All these three parts happen in real-time. These newest generations of voice agents can even hold context throughout the entire conversation, remember what you said five minutes ago, access your account information, and even book appointments in your company's scheduling system all while sounding completely human.
While this sounds very compelling, this week I went down the Reddit rabbit for customer sentiment so I can help you separate the hype from the reality. I reviewed Reddit comments for two popular B2B voice agents, Retell AI and Decagon.
Decagon
Retell AI
The Verdict
Do AI customer service agents actually deliver on their promises? It depends on your use case and the complexity of your current customer support workflows.
Decagon is built for big companies with complex needs. Users like its analytics and smart responses, but it comes with months of setup, requires technical teams to implement, and costs way more than most small businesses can afford.
Retell AI focuses on voice calls and does it really well. Users consistently say people can't tell it's AI because the voice sounds natural and handles interruptions like a human would. I personally tried Retell and i was impressed by it human like voice and ability to adapt even through interruptions. A small business owner I spoke with got 1 meeting for every 5-6 calls they made (same as their human staff) and said it could easily replace a couple part-time employees. The pricing is also straightforward without hidden platform fees.

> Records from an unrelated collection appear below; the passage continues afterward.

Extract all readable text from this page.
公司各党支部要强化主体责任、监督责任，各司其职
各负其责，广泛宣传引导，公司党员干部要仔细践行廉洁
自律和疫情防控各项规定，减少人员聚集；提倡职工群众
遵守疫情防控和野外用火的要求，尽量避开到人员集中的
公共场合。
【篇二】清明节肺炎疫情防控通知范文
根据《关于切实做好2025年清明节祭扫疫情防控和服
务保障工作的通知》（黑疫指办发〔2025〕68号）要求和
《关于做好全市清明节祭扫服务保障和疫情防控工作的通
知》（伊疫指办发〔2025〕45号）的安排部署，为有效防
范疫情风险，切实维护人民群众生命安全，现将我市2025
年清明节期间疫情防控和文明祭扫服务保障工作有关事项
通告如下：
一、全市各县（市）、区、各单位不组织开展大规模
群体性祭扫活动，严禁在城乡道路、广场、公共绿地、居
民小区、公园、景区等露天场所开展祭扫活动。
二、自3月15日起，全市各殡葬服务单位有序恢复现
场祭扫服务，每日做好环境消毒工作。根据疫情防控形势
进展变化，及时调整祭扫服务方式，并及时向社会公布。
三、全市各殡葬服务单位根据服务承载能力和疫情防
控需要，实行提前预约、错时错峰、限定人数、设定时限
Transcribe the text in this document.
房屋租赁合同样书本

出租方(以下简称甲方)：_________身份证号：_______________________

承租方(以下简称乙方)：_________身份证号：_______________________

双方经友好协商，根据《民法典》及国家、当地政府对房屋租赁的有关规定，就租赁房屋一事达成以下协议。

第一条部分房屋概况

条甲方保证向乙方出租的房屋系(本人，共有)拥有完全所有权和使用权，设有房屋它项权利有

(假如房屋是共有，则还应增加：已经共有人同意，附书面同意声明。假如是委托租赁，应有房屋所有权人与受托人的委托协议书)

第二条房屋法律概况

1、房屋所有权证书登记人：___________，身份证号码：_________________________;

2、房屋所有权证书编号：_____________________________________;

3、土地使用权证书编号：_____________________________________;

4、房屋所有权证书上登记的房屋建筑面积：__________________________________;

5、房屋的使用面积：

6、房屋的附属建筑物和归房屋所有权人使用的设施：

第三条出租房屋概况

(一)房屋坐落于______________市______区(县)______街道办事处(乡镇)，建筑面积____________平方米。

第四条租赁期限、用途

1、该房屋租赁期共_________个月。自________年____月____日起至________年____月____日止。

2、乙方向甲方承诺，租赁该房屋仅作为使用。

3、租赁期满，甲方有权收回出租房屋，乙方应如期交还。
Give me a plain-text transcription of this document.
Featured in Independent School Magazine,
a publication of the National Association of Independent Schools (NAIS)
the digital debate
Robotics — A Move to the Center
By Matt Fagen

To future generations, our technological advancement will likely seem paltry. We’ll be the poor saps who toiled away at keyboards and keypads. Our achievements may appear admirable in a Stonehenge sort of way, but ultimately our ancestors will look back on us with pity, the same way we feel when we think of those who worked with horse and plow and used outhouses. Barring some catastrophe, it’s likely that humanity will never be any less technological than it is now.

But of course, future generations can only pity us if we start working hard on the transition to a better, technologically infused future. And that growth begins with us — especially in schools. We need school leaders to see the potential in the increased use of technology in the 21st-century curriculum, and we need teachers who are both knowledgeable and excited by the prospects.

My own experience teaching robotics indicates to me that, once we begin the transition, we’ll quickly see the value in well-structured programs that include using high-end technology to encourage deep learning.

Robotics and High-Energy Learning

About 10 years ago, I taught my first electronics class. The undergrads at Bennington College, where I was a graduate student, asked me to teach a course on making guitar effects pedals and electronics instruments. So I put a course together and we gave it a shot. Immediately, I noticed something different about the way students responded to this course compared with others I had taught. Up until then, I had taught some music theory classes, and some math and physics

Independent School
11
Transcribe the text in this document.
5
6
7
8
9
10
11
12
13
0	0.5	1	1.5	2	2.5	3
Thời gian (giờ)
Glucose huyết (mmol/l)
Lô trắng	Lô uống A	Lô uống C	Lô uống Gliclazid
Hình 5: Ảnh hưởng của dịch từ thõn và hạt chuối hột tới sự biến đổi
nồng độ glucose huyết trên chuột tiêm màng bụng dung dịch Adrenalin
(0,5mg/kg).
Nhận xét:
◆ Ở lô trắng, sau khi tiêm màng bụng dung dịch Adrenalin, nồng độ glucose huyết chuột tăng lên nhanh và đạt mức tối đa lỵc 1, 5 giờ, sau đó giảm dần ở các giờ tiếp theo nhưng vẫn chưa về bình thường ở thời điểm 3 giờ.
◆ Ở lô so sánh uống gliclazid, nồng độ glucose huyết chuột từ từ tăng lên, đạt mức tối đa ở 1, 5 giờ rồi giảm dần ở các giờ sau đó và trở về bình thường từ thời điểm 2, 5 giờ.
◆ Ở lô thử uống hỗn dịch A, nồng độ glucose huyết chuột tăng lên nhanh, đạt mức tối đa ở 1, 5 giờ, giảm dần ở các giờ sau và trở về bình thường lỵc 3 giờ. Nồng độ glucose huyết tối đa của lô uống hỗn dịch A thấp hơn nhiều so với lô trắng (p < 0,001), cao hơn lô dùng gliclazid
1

For small businesses with simple needs, Retell AI is the clear winner. It's easy to set up, pricing is transparent, and it works right away.
Pro Tip
These tools are not perfect and you should expect them to make mistakes. My pro tip for small businesses looking to deploy voice agents in their customer support stack is to follow a safe and sequential roll out process. Start with high control and low agency support task such as appointment scheduling and provide some basic guardrails such as defined times and and days the agent can use. Assess how the agent performs on this task and as you gain more confidence slowly increase the scope to higher agency task. Always have a human to monitor the agent’s interactions and use them as fall back strategy in case things go wrong.